The Girl Scouts' Inauguration March Is Causing a Major Controversy

January 18th 2017

Lucy Tiven

In yet another example of the societal divisions exposed by the election of Donald Trump, The Girl Scouts of the USA's plan to march at the president-elect's inaugural parade has become the subject of controversy.

The group's participation in Friday's ceremony, announced Tuesday, sparked outrage among women on social media.

Critics said the Girl Scouts' participation essentially served as an endorsement of Trump's comments about women and the sexual harassment and assault allegations levied against him. Trump has repeatedly denied these allegations since they surfaced in October.

Reporter Sarah Kendzior tweeted to the Girl Scouts, asking them to reconsider their participation in the march, arguing that Trump does not "honor your values."

The Girl Scouts defended their decision in a statement to NBC News and on their website Wednesday.

"At Girl Scouts, our movement is made up of individuals who hold political beliefs and convictions as varied as our nation itself," the group asserts. "And because every girl has a home at Girl Scouts, every girl in our movement is allowed her own ideas, opinions, beliefs and political ideology." The group said it remains committed to empowering young women to be "advocates for the issues and ideas important to them" and to "become catalysts for change who strengthen their communities."

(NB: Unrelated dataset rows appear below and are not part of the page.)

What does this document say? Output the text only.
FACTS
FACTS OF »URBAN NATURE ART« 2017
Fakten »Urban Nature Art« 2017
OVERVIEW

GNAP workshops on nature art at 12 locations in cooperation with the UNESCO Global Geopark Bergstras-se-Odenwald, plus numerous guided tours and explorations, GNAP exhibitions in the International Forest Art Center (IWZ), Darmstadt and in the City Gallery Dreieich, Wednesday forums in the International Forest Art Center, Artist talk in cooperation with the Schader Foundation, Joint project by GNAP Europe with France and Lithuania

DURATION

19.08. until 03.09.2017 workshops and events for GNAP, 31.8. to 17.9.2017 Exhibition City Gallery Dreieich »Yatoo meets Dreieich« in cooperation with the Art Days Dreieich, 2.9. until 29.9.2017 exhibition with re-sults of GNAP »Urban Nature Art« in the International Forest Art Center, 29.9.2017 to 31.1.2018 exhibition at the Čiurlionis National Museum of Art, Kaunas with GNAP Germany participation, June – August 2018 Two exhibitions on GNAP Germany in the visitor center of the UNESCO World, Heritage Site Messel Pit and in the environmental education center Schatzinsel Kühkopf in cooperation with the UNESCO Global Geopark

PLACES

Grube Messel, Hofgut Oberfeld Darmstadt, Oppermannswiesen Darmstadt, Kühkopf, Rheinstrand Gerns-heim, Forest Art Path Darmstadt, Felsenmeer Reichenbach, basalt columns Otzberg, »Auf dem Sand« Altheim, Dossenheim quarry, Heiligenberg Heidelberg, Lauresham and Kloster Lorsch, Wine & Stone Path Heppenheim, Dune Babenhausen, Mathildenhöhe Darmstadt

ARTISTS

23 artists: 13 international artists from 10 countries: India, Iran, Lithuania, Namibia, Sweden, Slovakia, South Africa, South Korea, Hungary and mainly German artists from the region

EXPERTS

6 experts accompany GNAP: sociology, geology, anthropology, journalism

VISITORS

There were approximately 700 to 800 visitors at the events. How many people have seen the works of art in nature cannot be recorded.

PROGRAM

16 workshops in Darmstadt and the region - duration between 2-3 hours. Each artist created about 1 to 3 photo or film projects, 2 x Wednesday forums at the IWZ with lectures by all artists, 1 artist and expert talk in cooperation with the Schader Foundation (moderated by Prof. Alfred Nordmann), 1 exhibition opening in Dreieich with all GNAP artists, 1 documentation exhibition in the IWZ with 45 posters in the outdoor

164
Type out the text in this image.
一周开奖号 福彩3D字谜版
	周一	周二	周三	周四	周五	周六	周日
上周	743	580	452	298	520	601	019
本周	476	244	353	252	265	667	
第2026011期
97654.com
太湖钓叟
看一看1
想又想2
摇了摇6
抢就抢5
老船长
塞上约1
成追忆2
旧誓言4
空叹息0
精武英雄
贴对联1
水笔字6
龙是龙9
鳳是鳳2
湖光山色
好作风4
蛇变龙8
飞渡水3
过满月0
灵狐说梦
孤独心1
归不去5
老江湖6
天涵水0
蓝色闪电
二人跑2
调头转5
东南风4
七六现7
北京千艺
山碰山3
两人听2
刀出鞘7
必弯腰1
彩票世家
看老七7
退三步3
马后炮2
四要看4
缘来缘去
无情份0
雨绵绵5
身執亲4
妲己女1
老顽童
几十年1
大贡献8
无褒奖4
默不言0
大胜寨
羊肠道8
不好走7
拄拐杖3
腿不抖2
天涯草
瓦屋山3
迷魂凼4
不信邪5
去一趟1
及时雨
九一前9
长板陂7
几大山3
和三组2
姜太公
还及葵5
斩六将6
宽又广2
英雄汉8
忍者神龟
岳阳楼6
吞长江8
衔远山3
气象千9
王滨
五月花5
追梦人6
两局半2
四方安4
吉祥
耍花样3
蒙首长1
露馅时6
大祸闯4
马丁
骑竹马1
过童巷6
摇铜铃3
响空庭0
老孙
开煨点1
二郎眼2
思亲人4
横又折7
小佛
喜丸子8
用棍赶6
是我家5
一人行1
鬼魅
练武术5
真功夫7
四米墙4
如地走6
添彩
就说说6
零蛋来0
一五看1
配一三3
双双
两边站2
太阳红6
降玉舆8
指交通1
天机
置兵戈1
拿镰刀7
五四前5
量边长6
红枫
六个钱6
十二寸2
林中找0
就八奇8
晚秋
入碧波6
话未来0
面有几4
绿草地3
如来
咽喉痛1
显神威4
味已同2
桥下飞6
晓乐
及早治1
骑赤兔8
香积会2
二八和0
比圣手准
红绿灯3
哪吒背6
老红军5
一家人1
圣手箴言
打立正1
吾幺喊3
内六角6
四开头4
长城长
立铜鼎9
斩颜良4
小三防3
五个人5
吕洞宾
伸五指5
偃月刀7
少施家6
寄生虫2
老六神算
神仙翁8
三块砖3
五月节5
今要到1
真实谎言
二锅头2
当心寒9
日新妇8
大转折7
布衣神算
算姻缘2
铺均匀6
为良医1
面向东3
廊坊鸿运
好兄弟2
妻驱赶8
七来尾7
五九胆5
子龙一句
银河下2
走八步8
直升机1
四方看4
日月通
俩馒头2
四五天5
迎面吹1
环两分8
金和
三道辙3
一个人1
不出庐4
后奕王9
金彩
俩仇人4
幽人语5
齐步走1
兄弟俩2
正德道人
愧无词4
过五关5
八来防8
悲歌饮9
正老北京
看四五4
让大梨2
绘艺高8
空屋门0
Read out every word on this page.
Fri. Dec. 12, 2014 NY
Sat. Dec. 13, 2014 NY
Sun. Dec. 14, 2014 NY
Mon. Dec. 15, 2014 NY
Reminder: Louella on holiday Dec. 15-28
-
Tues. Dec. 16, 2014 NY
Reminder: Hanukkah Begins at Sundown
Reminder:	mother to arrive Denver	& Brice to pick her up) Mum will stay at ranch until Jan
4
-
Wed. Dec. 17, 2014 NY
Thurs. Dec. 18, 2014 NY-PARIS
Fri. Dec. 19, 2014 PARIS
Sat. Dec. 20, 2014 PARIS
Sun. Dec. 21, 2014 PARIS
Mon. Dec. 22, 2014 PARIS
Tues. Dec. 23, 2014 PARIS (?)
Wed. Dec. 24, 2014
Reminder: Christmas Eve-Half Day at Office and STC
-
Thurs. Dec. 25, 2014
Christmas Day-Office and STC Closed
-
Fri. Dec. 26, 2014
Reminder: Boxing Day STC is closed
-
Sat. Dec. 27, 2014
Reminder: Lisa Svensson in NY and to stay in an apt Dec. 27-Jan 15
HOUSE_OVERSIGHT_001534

"Of course, we are a nonpartisan nonprofit organization that by law cannot take positions on political candidates or parties — and we take this very seriously," the statement adds. "Advocating for change on issues one cares about isn't at odds with participating in a century-long tradition that represents the peaceful exchange of power."

The Girl Scouts will also participate in the Women's March on Washington the following day, the statement says.